Monday, December 11, 2017

Greenery

I played Terraforming Mars for the first time a little while ago and I have been mulling over my feelings on the game.  It is a competitive board game with a vaguely cooperative theme in that everyone is trying to terraform Mars as quickly as possible and the ones who do that the best win the game.

The game combines a grid of hexes representing Mars upon which everyone makes cities, lakes, and forests with a system of drafting and playing cards.  The cards have a lot going on, in that they can cost temporary resources or reduce your income, and they can generate temporary resources or permanently increase income.  There are lots of kinds of resources and income too, and also the cards have lots of symbols on them that interact with other cards.  Thankfully the design of the cards is really well done and with minimal practice you can easily figure out what each card does.

The cards seem largely well built, both in graphic design and balance.  I am not anywhere good enough at the game to make proper evaluations but my first pass was a favourable one for sure.  You can play a balanced game looking for all the best deals at a given moment or you can really go all in on one strategy and hope to cash in on the cards that reward the particular thing you are doing.

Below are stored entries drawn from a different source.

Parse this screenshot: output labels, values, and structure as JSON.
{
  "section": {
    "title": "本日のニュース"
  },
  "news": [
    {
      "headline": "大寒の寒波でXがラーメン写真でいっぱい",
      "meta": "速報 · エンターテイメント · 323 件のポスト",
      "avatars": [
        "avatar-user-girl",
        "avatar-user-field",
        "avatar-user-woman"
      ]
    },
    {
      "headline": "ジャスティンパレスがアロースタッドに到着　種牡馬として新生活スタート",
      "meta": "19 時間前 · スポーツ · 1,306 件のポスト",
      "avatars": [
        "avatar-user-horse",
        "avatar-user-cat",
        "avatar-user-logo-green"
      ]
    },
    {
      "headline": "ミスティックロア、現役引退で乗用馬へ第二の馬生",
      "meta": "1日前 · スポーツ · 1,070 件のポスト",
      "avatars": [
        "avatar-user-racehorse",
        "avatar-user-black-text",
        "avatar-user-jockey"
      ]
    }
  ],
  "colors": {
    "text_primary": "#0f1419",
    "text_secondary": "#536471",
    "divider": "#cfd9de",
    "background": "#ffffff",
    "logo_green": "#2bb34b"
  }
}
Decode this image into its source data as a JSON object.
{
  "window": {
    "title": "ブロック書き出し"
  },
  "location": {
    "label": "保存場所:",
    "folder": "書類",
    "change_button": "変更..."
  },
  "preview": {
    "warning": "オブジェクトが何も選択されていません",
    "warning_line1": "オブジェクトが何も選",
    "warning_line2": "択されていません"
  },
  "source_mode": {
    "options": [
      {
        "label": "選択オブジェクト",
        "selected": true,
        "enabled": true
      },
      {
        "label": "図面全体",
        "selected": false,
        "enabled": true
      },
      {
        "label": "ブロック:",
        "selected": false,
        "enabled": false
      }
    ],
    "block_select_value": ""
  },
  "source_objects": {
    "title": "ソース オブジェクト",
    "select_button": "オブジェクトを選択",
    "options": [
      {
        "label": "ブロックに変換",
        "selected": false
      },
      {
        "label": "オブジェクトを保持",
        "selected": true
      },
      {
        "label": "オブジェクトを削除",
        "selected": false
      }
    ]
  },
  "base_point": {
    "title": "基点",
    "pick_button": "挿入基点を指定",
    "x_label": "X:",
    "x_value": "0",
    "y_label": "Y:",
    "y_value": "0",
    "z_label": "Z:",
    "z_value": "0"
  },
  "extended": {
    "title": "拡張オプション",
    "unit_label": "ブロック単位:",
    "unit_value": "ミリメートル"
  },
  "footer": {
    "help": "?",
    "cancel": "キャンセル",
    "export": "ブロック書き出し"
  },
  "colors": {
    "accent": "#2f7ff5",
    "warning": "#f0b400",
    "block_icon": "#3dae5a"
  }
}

One thing I found really odd was that the main way of getting points was linked to income.  If you get a point, you also get a buck every round.  This worried me initially because it seemed like anyone who did well at the beginning would just steamroll their way to victory but there are ways to score points that don't increase income and ways to raise or lower your income without getting points, so it didn't end up being a problem.  In most games you end up either building your engine or generating points and you have to figure out when it is time to stop creating infrastructure and just start making points as the game closes down, but in Terraforming Mars you often end up just doing both at the same time. 

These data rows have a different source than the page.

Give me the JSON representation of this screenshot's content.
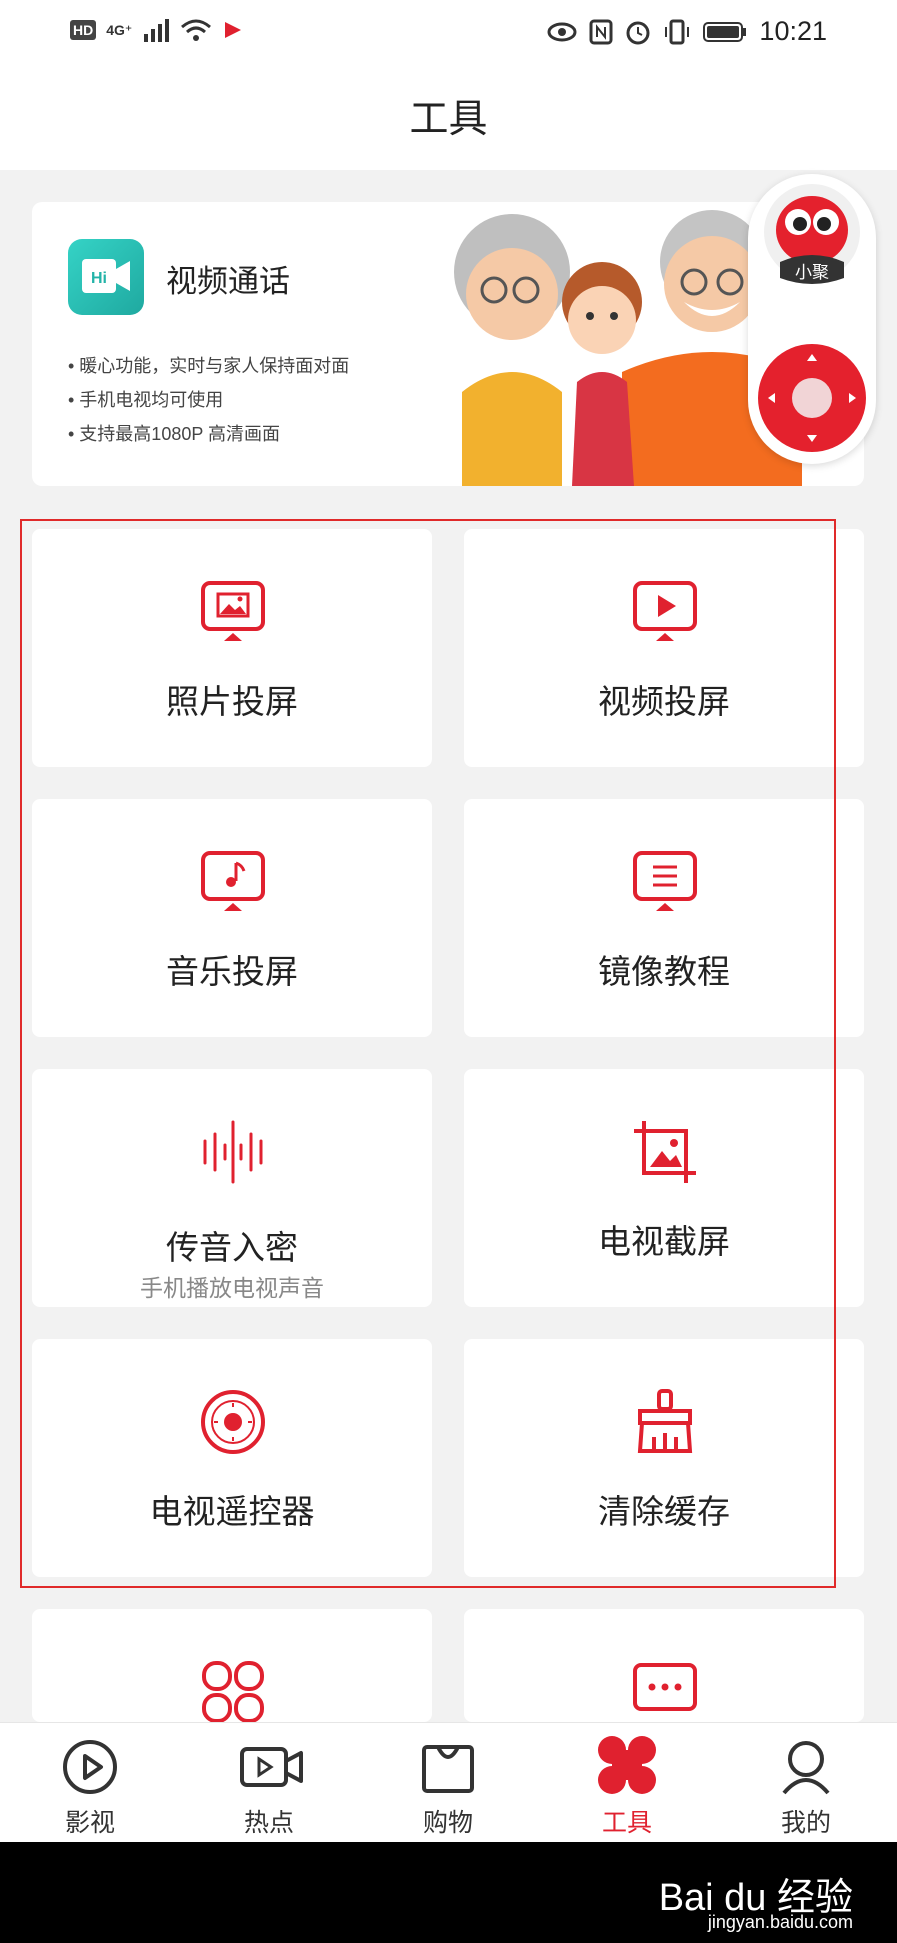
{
  "status_bar": {
    "time": "10:21",
    "left_labels": [
      "HD",
      "4G⁺"
    ]
  },
  "header": {
    "title": "工具"
  },
  "banner": {
    "logo_text": "Hi",
    "title": "视频通话",
    "features": [
      "• 暖心功能，实时与家人保持面对面",
      "• 手机电视均可使用",
      "• 支持最高1080P 高清画面"
    ]
  },
  "floating": {
    "mascot_label": "小聚"
  },
  "tools": [
    {
      "label": "照片投屏",
      "sub": ""
    },
    {
      "label": "视频投屏",
      "sub": ""
    },
    {
      "label": "音乐投屏",
      "sub": ""
    },
    {
      "label": "镜像教程",
      "sub": ""
    },
    {
      "label": "传音入密",
      "sub": "手机播放电视声音"
    },
    {
      "label": "电视截屏",
      "sub": ""
    },
    {
      "label": "电视遥控器",
      "sub": ""
    },
    {
      "label": "清除缓存",
      "sub": ""
    }
  ],
  "bottom_nav": [
    {
      "label": "影视",
      "icon": "play-circle-icon"
    },
    {
      "label": "热点",
      "icon": "video-camera-icon"
    },
    {
      "label": "购物",
      "icon": "shopping-bag-icon"
    },
    {
      "label": "工具",
      "icon": "four-leaf-icon"
    },
    {
      "label": "我的",
      "icon": "person-icon"
    }
  ],
  "watermark": {
    "brand": "Bai du 经验",
    "url": "jingyan.baidu.com"
  },
  "colors": {
    "accent": "#e0212f",
    "teal": "#2bbfb3"
  }
}
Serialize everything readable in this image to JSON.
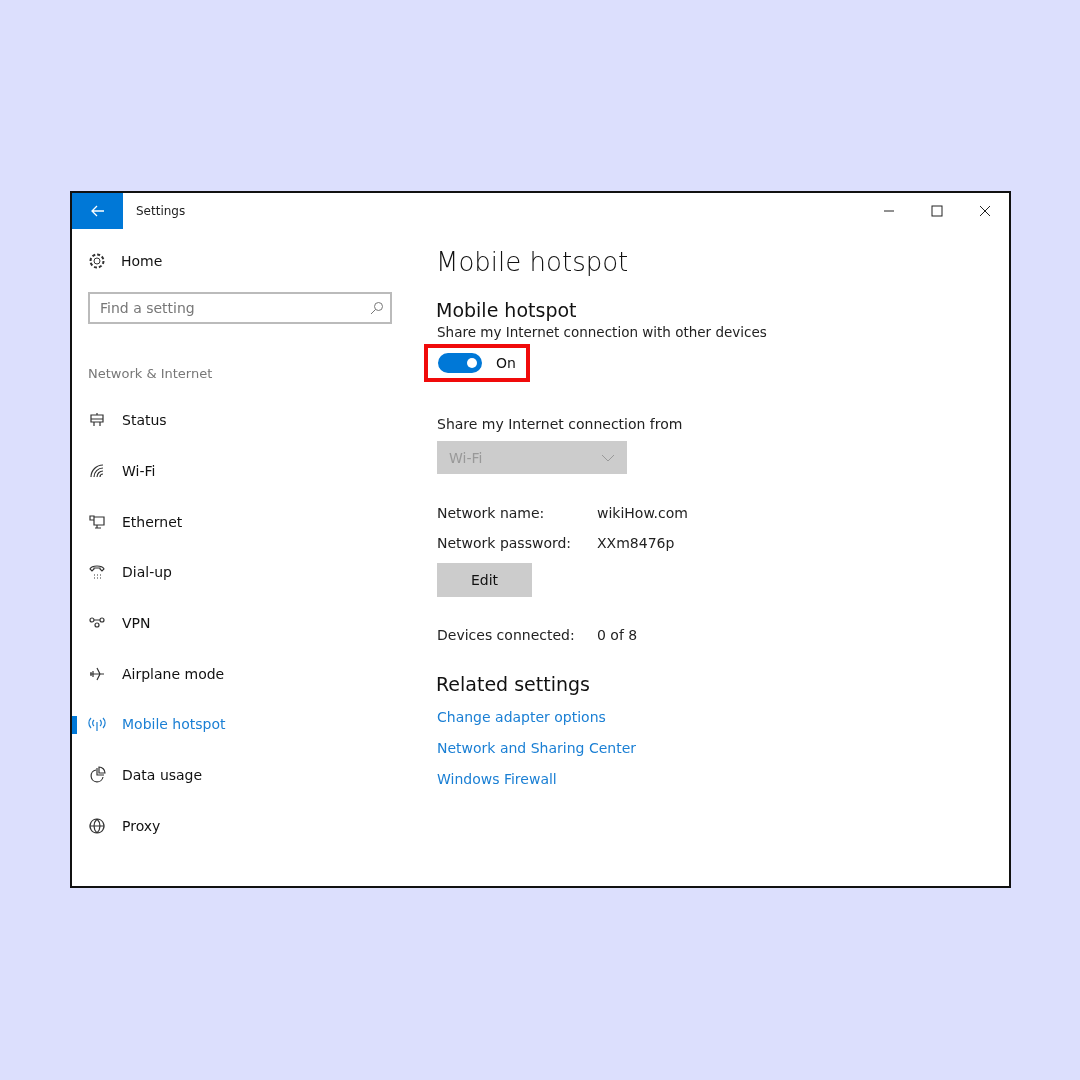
{
  "window": {
    "title": "Settings"
  },
  "sidebar": {
    "home": "Home",
    "search": {
      "placeholder": "Find a setting"
    },
    "section": "Network & Internet",
    "items": [
      {
        "label": "Status",
        "selected": false
      },
      {
        "label": "Wi-Fi",
        "selected": false
      },
      {
        "label": "Ethernet",
        "selected": false
      },
      {
        "label": "Dial-up",
        "selected": false
      },
      {
        "label": "VPN",
        "selected": false
      },
      {
        "label": "Airplane mode",
        "selected": false
      },
      {
        "label": "Mobile hotspot",
        "selected": true
      },
      {
        "label": "Data usage",
        "selected": false
      },
      {
        "label": "Proxy",
        "selected": false
      }
    ]
  },
  "page": {
    "title": "Mobile hotspot",
    "heading": "Mobile hotspot",
    "description": "Share my Internet connection with other devices",
    "toggle": {
      "on": true,
      "label": "On",
      "highlighted": true
    },
    "share_from": {
      "label": "Share my Internet connection from",
      "value": "Wi-Fi",
      "disabled": true
    },
    "details": [
      {
        "label": "Network name:",
        "value": "wikiHow.com"
      },
      {
        "label": "Network password:",
        "value": "XXm8476p"
      }
    ],
    "edit_button": "Edit",
    "devices": {
      "label": "Devices connected:",
      "value": "0 of 8"
    },
    "related_heading": "Related settings",
    "related_links": [
      "Change adapter options",
      "Network and Sharing Center",
      "Windows Firewall"
    ]
  }
}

The game does have other ways of generating tipping points though because there are three good ways to score points that have a fixed number of them that can be cashed in.  When there are ten temperature bumps left to go nobody cares much but when you get down to the last few suddenly everyone scrambles to get their temperature bumps in before the opportunity to score off of them vanishes.

The theme of the game is well done.  For example, as terraforming proceeds the oxygen % goes up, and that means that eventually you can build cities without domes.  However, once the oxygen gets high enough you can't build a city with a dome anymore because nobody wants to live in a domed city when the air outside is breathable.  The cards reflect these sorts of things effectively and the themes feel like they tie into the mechanics in immersive and enjoyable ways.

There is one thing about the game that I don't much like though, and that is the number of cards that punish a player of your choice when you play them.  Throughout the game people would draw cards that could do something bad and then they would have to pick which person to hurt.  I don't like that mechanic in Lords of Waterdeep and it isn't any better here.  I like mechanics where you can play against another person's strategy, but cards that simply say "Pick who gets screwed" are not fun for me.  This is pretty much the only catch up mechanism in the game so I imagine with excellent players it would usually mean that the player in the lead gets beat up, but that kind of mechanic usually means that the players in last place end up kingmaking (when people are good) or people end up punishing the person they don't like (when people are bad at the game).  Neither is fun.

Overall I think the designers of the game did a great job.  The game looks slick, the information is presented effectively, and the theme is well integrated into the mechanics.  I like the way new players can be handed a faction that gives them a simple starting situation that is balanced, and I the replayability looks good.  But that card mechanic of "Pick who gets screwed" .... I don't like it.  I will play the game more times for sure to figure out what I think of it, but overall I expect it is a game I will continue to enjoy despite that one significant drawback.

1 comment:

  1. Almost all of the cards that hurt other players do it by making them lose plants. I think the reason for these cards in terms of game balance is that you'd often want to delay placing your greenery, so that when the greenery placement creates a great city site, you can make sure you're the one that gets to place the city. The fact that plants you haven't used are at risk creates pressure to place your greenery sooner. But I agree that it is a klunky solution, because I hate the 'don't pick on me---he's winning' whining dynamic that shows up in games that allow you to choose a target for bad things. Even with players who don't whine and let people make their own decisions, a game with "take that" also rewards strategies that make it look like you're doing worse than you are.

    In practice, I find this less of a problem in Terraforming Mars than I'd expect. You often actually have only one reasonable target for many of the targeted cards, and the ones that really let you target whoever you want often are bad plays, because they have negative victory points. The main effects in practice are to slightly nerf plant-based strategies, which is needed, and to create more situations where there are three things you want to do in your first action (because you want to use your plants before they are destroyed by a meteor), which creates tough decisions.

    There are a few cards I really dislike. For example, there's a card that lets you steal income from another player. The earlier you play this card, the better it is, and the earlier you play it, the more arbitrary your decision is on who to hurt. Getting hit with this card early feels unfair, and I don't really see what its presence adds to the game.